Stodola's piggy bank



Late arriving is a legal opinion from Little Rock City Attorney Tom Carpenter on the question of how much money city candidates can stick in their pocket from political campaigns.

Bottom line: It's a bonanza for Mayor Mark Stodola, who has tried to fire Carpenter previously and who, I believe, has pressured Carpenter not to support the clear dictates of the Freedom of Information Act on spending of the tax money pumped every year into the Little Rock Regional Chamber of Commerce (whose president, Jay Chesshir, dined out with the mayor on public airport money on a swell eatathon in Gay Paree last year.)

You can read the opinion for yourself here
. I'll save you the trouble. Carpenter says Stodola can ignore black letter ciity ordinance and keep $160,000 or so for himself out of excess campaign money to spend however he wants. State law overrides an effort by the city to be cleaner. (The city ordinance says excess money must be given to the city, a charity or refunded to contributors.) Stodola's money came overwhelmingly from the Good Suit Club in his essentially uncontested race against a joke candidate this year. (Some of that money, of course, came from the Little Rock Chamber of Commerce PAC, which Stodola rewards with continued taxpayer handouts.)

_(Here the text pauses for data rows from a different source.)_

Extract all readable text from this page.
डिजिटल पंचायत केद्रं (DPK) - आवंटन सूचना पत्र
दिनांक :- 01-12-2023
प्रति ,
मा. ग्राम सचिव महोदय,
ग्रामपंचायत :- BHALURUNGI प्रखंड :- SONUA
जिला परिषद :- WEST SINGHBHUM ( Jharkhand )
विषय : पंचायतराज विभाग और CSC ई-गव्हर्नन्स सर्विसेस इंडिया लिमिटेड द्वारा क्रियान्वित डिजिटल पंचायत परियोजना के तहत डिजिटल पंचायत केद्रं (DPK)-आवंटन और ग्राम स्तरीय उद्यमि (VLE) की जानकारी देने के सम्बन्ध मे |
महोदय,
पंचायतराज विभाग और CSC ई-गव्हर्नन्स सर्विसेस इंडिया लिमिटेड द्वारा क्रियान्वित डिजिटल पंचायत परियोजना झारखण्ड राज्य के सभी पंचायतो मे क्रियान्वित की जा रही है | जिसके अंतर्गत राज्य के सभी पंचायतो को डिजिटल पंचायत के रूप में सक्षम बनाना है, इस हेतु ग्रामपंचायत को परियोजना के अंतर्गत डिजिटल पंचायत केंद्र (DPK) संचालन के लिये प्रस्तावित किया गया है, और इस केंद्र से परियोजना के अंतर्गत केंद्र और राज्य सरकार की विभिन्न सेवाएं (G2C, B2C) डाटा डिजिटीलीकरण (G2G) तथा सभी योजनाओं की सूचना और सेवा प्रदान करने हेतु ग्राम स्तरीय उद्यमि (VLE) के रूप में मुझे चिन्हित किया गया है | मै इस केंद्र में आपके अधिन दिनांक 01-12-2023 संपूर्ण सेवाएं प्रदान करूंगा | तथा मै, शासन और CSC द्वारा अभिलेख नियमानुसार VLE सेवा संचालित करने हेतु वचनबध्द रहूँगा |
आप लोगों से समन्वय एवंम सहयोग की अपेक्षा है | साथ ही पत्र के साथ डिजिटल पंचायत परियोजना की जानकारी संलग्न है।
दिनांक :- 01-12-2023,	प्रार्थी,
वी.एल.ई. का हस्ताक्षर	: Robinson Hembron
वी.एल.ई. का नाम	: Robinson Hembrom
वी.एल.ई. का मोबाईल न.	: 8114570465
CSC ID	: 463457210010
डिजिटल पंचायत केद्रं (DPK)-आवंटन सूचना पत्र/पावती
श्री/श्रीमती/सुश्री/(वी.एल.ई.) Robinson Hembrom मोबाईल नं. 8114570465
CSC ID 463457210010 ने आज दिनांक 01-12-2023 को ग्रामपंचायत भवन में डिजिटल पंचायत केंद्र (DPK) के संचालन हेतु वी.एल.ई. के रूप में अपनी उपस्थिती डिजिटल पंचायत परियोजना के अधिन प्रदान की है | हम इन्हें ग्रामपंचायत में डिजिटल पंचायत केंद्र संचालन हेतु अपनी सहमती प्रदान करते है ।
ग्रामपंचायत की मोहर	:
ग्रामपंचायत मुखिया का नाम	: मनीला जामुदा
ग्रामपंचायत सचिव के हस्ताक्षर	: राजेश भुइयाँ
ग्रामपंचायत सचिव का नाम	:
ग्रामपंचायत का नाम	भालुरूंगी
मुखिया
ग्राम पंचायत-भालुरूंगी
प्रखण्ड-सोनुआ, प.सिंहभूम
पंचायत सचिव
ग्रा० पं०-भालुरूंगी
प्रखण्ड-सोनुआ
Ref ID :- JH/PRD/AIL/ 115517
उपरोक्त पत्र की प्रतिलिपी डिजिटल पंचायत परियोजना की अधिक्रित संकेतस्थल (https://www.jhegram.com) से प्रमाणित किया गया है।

Here's the other bottom line: An honest and true public servant would say, "I'll follow the city law, whether I have to do so or not. I won't take advantage of a non-binding opinion from an unelected official whose job is beholden to me." I can, BTW, dig up an e-mail where Stodola said once that that was his intention with his expected surplus this year, to give it to charity.

What will it be mayor? Money for charity or the city treasury? Or money for your pocket and future political ambitions?

I've sent Stodola an e-mail asking him about his plans. (This has been an issue because Stodola, while claiming pure intentions, has privately told any number of people he didn't think he had to follow the city ordinance and could keep his money. Now comes the moment of reckoning.)

UPDATE: I still haven't heard from Stodola. but the Democrat-Gazette picked up his campaign report yesterday and reported he had a surplus of nearly $40,000. There's an indication on report that he gave money to a city department and charities, but it wasn't clear if that constituted all the surplus. Here's the thing: If Republicans are serious about ethics in government, a step they could take at the state level would be to emulate the city of Little Rock — no carryover money for personal use of any sort by political candidates. It's always been a sop to incumbents. It ought to end.